Open OracPrime opened 3 days ago
Please note that we don't really need to be careful/sanitize parameters, because you should not use node-pg-migrate at runtime, but only for migration progresses.
That aside, what would you propose as an API?
And how does a current use-case look like right now (rough example).
The current use case if for populating a static lookup table. I'd agree in theory you're only using your own data, so you should feel slightly safe, but in an open source environment an innocuous update of a data file could become an injection attack, so I want to be paranoid.
I think my proposed api is to have a function that looks exactly like sql but which doesn't mustache.
Current use case it this (previously insert with $1... $5)
async up(pgm) {
pgm.createTable("uk_stations", {
station_id: { notNull: true, primaryKey: true, type: "bigserial" },
station_name: { notNull: true, type: "text" },
sixteen_character_name: { notNull: true, type: "text" },
longitude: { notNull: true, type: "float8" },
latitude: { notNull: true, type: "float8" },
crs_code: { notNull: true, type: "char(3)" },
});
const filePath = path.join(__dirname, "../ukStations.csv");
const fileContent = fs.readFileSync(filePath, "utf8");
const records = parse(fileContent, {
columns: true,
skip_empty_lines: true,
});
// Prepare data for bulk insertion
const values = records.map(
({
station_name,
sixteen_character_name,
latitude,
longitude,
crs_code,
}) => [
station_name,
sixteen_character_name,
latitude,
longitude,
crs_code,
],
);
const query = format(
`INSERT INTO uk_stations (station_name, sixteen_character_name, latitude, longitude, crs_code) VALUES %L`,
values,
);
pgm.sql(query);
},
Just me thinking out loud: Not sure if we should provide a insert
(and then update and delete) statement, because these are not really anymore migrations but populations 🤔
Currently I would suggest to use node-pg-migration as a migration tool to have your DB versioned and use other tools (potentially knex) for population after the migration was executed.
However, I even know from myself in company work that there is best practice and real world scenario 🤣 ...
So maybe we could add just the absolutely simplest form of such functions that in the end will more or less just to what you already do yourself with the format
function.
pgm.insert('uk_station', {
station_name: '...',
// data for one station...
});
pgm.insertBulk('uk_station', [
{
station_name: '...',
// data for one station...
},
// ...
]);
I have not thought that fully out yet, but I would be okay with it if you explore an initial draft PR on your own with that info and then I can review and see where it is going.
Sounds good?
Description
It is currently quite messy to use parameterised inserts.

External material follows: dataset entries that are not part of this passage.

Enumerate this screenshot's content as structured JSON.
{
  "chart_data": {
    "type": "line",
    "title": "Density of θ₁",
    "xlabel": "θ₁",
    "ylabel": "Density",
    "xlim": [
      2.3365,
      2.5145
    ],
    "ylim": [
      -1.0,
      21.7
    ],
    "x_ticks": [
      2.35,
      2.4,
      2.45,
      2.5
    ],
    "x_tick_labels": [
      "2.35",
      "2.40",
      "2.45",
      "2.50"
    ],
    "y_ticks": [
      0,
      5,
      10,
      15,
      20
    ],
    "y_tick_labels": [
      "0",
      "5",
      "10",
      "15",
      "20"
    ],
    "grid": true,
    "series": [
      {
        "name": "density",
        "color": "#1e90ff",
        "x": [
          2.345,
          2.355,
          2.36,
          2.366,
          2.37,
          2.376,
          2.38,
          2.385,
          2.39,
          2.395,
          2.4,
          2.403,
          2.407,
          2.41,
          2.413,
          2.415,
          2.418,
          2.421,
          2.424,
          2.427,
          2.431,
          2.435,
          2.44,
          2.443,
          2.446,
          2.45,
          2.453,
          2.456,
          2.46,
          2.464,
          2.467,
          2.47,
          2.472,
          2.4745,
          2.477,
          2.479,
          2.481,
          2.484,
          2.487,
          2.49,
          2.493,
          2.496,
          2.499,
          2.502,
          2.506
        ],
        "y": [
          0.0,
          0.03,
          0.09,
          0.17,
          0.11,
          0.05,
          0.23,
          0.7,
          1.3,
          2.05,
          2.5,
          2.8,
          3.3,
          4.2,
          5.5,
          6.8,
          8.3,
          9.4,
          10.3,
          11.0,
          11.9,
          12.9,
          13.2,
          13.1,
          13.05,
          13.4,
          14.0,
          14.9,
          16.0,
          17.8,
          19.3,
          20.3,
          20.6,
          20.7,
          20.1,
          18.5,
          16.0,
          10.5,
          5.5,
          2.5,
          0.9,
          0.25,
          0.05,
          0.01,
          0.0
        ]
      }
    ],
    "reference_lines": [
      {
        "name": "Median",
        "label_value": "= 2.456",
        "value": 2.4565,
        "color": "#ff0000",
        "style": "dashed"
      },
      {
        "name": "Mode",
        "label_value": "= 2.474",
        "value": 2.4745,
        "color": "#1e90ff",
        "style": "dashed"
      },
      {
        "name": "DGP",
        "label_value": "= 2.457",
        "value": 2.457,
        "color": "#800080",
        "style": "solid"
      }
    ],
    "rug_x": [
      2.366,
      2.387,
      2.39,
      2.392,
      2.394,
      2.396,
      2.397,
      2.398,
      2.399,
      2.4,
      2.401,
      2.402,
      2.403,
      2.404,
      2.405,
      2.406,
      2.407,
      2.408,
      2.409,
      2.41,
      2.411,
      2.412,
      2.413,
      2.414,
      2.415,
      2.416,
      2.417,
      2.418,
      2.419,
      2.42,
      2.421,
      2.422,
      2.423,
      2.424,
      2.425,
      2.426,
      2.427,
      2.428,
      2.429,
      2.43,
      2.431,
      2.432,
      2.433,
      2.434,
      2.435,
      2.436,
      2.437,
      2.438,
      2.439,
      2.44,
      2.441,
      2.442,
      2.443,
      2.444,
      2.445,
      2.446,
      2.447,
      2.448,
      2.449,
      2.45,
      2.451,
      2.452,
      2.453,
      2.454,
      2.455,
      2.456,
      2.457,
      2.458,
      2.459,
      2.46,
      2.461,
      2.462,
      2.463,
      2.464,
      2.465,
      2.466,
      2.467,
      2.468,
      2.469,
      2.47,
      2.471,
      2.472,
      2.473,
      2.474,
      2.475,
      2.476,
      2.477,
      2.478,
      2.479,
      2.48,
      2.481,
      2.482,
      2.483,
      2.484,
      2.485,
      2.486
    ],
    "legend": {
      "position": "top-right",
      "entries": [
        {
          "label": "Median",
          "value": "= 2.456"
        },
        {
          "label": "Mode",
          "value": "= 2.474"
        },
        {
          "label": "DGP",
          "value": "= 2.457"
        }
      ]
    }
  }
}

If you naively use pgm.sql with $1 style parameters you get an error message related to regular expressions which is somewhat impenetrable if your not expecting mustache templating. If you use mustache templating, you are open to injection attacks. The only solution I can find is using pg-format for build the string (and I'm a bit worried if the result of that itself contains, for example $1.
Suggested solution
It would be nice to have access to an equivalent to pgm.sql() which doesn't do the mustaching. psm.sql_raw() for example. Either a new function, or an additional options argument on the existing one. However I prefer the separate function approach as it keeps the meaning simple and the option argument might be confused with an argument for the sql.
Alternative
pg-format is the only one I'm aware of.
Additional context
At minimum the regex error should be decorated with some explanation?